Problem solving and helping others are part of her DNA; Jan’s mom was a social worker, her father, the owner of one of the first computer service companies in NYC.  Jan worked most college summers for her Dad, keypunching (remember that?). After college, in 1976, teaching jobs were scarce, so Jan went on an interview at IBM. 

Not knowing exactly what IBM did, when asked for what position she was applying, she responded, “I don’t know!  What do you have?” Unlike today, IBM was not hiring for acquired skills, but for potential skills; she was hired as a Systems Engineer to provide technical support for sales. Jan says it was a rather interesting interview (ask her about it sometime!)

So, Jan began installing computers, working with salespeople to help customers understand how to use those computers, and teaching customers how to work with data entry (keypunching) systems. This work evolved into computer training.  As new trainees came on board, Jan took them under her wing and helped them get up to speed.

Jan went from working on mainstream computers, to working in a specialized business unit automating directory assistance with NJ Bell (Remember them?).  As Jan gained more experience, her role evolved into a Project Leader.  In December, 1982, Jan gave birth to her son, Jonathan.

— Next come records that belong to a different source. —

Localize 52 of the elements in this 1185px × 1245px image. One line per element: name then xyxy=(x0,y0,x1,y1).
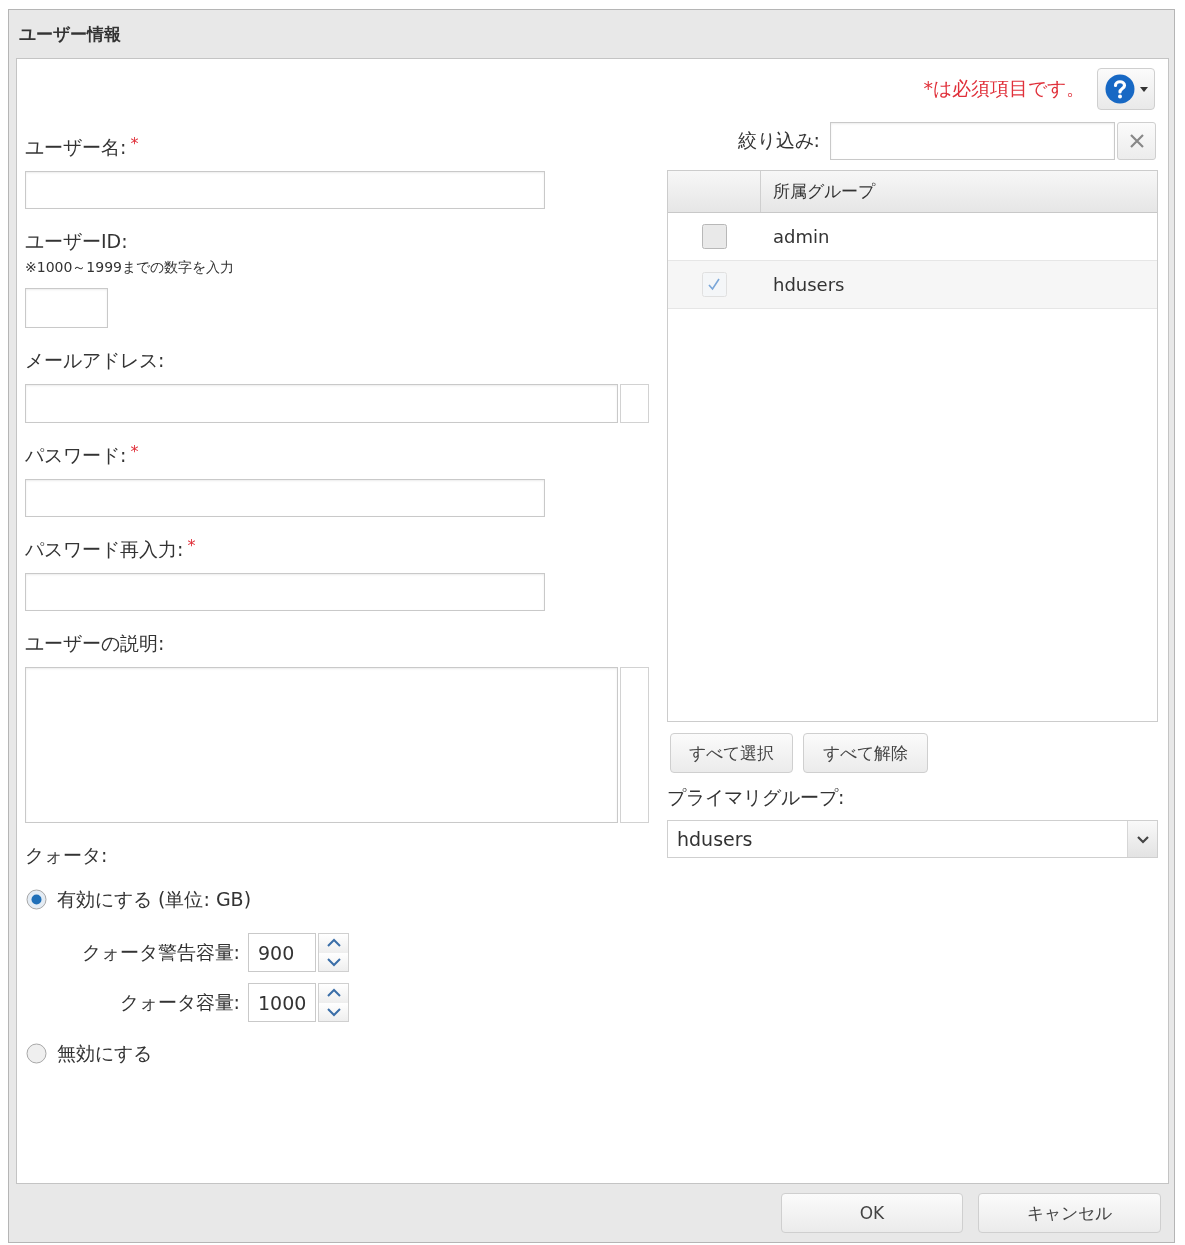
field-label: クォータ警告容量: xyxy=(81,939,240,965)
field-label: ユーザーID: xyxy=(25,229,128,253)
column-header[interactable]: 所属グループ xyxy=(761,171,1157,212)
table-row[interactable]: hdusers xyxy=(668,261,1157,309)
input-field[interactable] xyxy=(25,479,545,517)
checkbox[interactable] xyxy=(702,224,727,249)
filter-field[interactable] xyxy=(830,122,1115,160)
field-label: ユーザーの説明: xyxy=(25,631,165,655)
required-mark: * xyxy=(187,537,196,555)
radio-label[interactable]: 無効にする xyxy=(57,1041,152,1065)
field-label: メールアドレス: xyxy=(25,348,165,372)
deselect-all-button[interactable]: すべて解除 xyxy=(803,733,928,773)
field-label: クォータ容量: xyxy=(119,989,240,1015)
window-title: ユーザー情報 xyxy=(19,22,121,46)
radio-button[interactable] xyxy=(26,1042,47,1064)
required-mark: * xyxy=(130,135,139,153)
cancel-button[interactable]: キャンセル xyxy=(978,1193,1161,1233)
chevron-up-icon xyxy=(325,988,342,999)
field-label: パスワード: xyxy=(25,443,127,467)
input-field[interactable] xyxy=(25,573,545,611)
field-label: プライマリグループ: xyxy=(667,785,845,809)
field-side-segment xyxy=(620,384,649,423)
field-label: ユーザー名: xyxy=(25,135,127,159)
chevron-down-icon xyxy=(325,956,342,967)
number-field[interactable]: 900 xyxy=(248,933,316,972)
input-field[interactable] xyxy=(25,288,108,328)
table-cell: hdusers xyxy=(773,274,845,295)
dropdown[interactable]: hdusers xyxy=(667,820,1158,858)
input-field[interactable] xyxy=(25,384,618,423)
required-note: *は必須項目です。 xyxy=(923,76,1085,101)
table-cell: admin xyxy=(773,226,830,247)
field-hint: ※1000～1999までの数字を入力 xyxy=(25,258,234,276)
checkbox[interactable] xyxy=(702,272,727,297)
select-all-button[interactable]: すべて選択 xyxy=(670,733,793,773)
chevron-down-icon xyxy=(325,1006,342,1017)
close-icon xyxy=(1128,133,1145,149)
filter-label: 絞り込み: xyxy=(737,128,820,153)
caret-icon xyxy=(1139,86,1148,92)
ok-button[interactable]: OK xyxy=(781,1193,963,1233)
help-icon xyxy=(1104,74,1135,104)
chevron-up-icon xyxy=(325,938,342,949)
number-field[interactable]: 1000 xyxy=(248,983,316,1022)
help-button[interactable] xyxy=(1097,68,1155,110)
field-label: パスワード再入力: xyxy=(25,537,184,561)
radio-button[interactable] xyxy=(26,888,47,910)
chevron-down-icon xyxy=(1135,834,1150,844)
radio-label[interactable]: 有効にする (単位: GB) xyxy=(57,887,252,911)
text-area[interactable] xyxy=(25,667,618,823)
field-label: クォータ: xyxy=(25,843,108,867)
required-mark: * xyxy=(130,443,139,461)
clear-button[interactable] xyxy=(1117,122,1156,160)
input-field[interactable] xyxy=(25,171,545,209)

Enter the conundrum.  How to continue to work and spend time with a newborn.  Even before the baby came, Jan was inquiring about the possibility of working part-time for a while after the birth.  (Doesn’t hurt to ask!) Though she didn’t receive any written commitments, Jan was told ‘Sure. Sounds good’.  While on maternity leave, a new manager was assigned to Jan’s team.  Days before planning her return to work – part time – her new manager said there would be no part time.  Her response, “Yeah, I don’t think so!”  Not about to back down, Jan ran her request up the chain of command until finally, she was granted six months of part time employment.  By the time her daughter, Kate, was born in 1986, Jan had the flexibility and the vacation time to allow her a part-time schedule without need for a formal set-up; a vast improvement over the earlier situation. In December 2008, after 32 successful years at IBM, Jan retired.

Though she had no specific plans, Jan knew she wanted to use her business experience to help others (remember problem solving is in her DNA).  She found a position teaching kids how to write video games afterschool. Then she heard WRIC was looking for an assistant teacher for Microsoft Office.  Jan interviewed on a Tuesday afternoon and was hired on the spot, but fired Wednesday morning!  The decision had been made to hire from within.  Jan was very disappointed, and wrote an email to that effect in which she asked if she could volunteer to assist with the class (again – it never hurts to ask).   Four years of volunteer service later, Jan got her teaching job at WRIC.  And, this time, it stuck.  She is happily teaching, problem solving, job counseling, and helping clients improve their confidence and attitude. And WRIC clients are better for it!

When not at WRIC, Jan works to improve the political climate, engages avidly in reading, cooking, gardening, doing puzzles (puzzling?), and hanging with Ernie and her kids, granddogs, and her awesome 2 year old curly red-headed grandgirl – keeping life busy, full, and always problem-solving.